Blog to moja pasja. Piszę, gdy mam wenę i ciekawy pomysł na post. Nie stawiam na ilość lecz na jakość zamieszczanej treści. Aczkolwiek staram się trzymać stałej liczby dziesięciu postów w miesiącu, aby Czytelnicy nie czuli się zaniedbywani i abym mogła dać upust swojej kulinarnej wyobraźni ;)

3. Czy chciałabyś prowadzić bloga we współpracy z innymi blogerami czy wolisz samodzielnie?

W życiu osobistym kieruję się maksymą, że nie ma i nie będzie nic bez ludzi wokół mnie. Podobnie w życiu zawodowym zawsze chciałabym stawiać na pracę zespołową i burzę mózgów. Jednak blog to jest taki mój kawałek podłogi w sieci, gdzie mogę realizować swoje nawet najbardziej zwariowane pomysły. Dlatego też wolałabym być jedyną jego autorką, ale jestem otwarta na sugestie i pomysły Czytelników i moich bliskich, których uważam za pierwszych krytyków moich poczynań.

4. Jak pozyskujesz nowych obserwatorów?

Nie pozyskuję nowych Czytelników, bo bardzo nie lubię się narzucać. Oczywiście cieszę się każdym nowym obserwatorem bloga. Jest to jakiś dowód na to, że moja radosna twórczość komuś się podoba i wtedy jeszcze bardziej chce mi się pisać. Kiedyś rozesłałam znajomym adres mojej strony i myślę, że każdy sam zadecyduje czy ma ochotę czytać przepisy i śledzić moje poczynania w kuchni ;)

5. Czy dużo czytasz? Jeśli tak, to jakie gatunki preferujesz?

Odpowiedź, że są to często książki kucharskie wydaje się oczywista. Aktualnie za swoją ulubioną książkę uważam ‘Miłość w czasach zarazy’ Marqueza. Zafascynowana klimatem stolicy przeczytałam także ‘Boso, ale w ostrogach’ – świetna książka oddająca klimat Warszawy w latach trzydziestych ubiegłego wieku. Ponadto nie pogardzę dobrym kryminałem lub romansidłem. W zależności od dnia i nastroju ;)

6. O czym piszesz na blogu i dlaczego właśnie o tym?

Piszę o tym, o czym do niedawna nie miałam zielonego pojęcia. Mianowicie o kuchni, gotowaniu i ciekawych wydarzeniach kulinarnych. Zawsze powtarzam innym, że skoro ja mogłam zacząć to każdy może! Do tej pory mówiłam, że nauczę się dopiero, gdy poznam kogoś, komu będę chciała gotować i taka chwila chyba właśnie nadeszła ;)

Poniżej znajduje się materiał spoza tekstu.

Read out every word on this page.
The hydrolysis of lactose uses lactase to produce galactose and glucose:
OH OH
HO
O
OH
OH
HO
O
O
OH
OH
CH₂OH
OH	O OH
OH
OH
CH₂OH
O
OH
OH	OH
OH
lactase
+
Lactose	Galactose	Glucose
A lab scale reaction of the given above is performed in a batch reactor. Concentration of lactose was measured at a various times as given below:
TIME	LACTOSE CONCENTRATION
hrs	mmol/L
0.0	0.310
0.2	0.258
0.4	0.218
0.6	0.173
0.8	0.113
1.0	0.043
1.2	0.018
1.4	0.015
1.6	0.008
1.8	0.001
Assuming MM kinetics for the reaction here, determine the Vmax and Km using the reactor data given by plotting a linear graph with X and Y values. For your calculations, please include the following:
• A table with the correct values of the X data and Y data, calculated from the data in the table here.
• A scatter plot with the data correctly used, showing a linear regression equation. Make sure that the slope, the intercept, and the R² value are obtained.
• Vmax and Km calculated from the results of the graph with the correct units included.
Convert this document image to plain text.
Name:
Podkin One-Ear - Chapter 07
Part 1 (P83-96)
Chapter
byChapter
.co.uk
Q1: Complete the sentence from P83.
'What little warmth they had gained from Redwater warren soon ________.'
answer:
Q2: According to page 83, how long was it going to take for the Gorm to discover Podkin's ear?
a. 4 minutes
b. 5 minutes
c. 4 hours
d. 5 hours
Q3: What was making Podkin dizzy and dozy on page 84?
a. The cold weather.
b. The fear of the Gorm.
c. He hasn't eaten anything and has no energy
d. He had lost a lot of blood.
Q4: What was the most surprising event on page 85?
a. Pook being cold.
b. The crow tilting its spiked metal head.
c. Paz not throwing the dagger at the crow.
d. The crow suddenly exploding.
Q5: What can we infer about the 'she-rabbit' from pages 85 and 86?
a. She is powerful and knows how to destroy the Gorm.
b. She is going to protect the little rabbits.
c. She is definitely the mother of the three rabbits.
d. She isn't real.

7. Co jest dla Ciebie największą motywacją do tworzenia?

Uśmiech moich bliskich i ich radość, gdy zajadają się tym, co ugotowałam.

8. Plany na 2014?

Hmmm… Związanych z blogiem nie mam. Po prostu chcę dalej spontanicznie tworzyć moją stronę. Wzbogacić ją w nowe ciekawe propozycje i pomysły. Natomiast w kwestii spraw niedotyczących bloga, chciałabym w tym roku skończyć studia i obronić pracę magisterską, której zakres obejmował będzie projekt jakiegoś ciekawego mostu lub kładki dla pieszych.

9. Do jakiego targetu odbiorców chciałabyś trafić?

Pisząc bloga nie miałam nigdy na myśli żadnej określonej grupy docelowej. Publikuję z reguły proste przepisy z niedrogich produktów będących w zasięgu studentów lub młodych, początkujących gospodyń domowych.

10. Co jest Twoim największym marzeniem?

Podobno marzenia wypowiedziane na głos nigdy się nie spełniają. Z chwilą nadejścia godziny 00:00 na tegorocznej zabawie sylwestrowej wypowiedziałam takowe, największe marzenie. Gdy się spełni na pewno się nim podzielę. Aktualnie, poruszając się w sferze baśni, marzę o utworzeniu na blogu nowej serii postów dotyczących podróży kulinarnych. Niewątpliwie zaczęłabym od Italii i 101 pomysłów na makaron ;) Potem przyszedłby czas na Japonię, Chiny, Hiszpanię… i tak mogłabym wymieniać w nieskończoność.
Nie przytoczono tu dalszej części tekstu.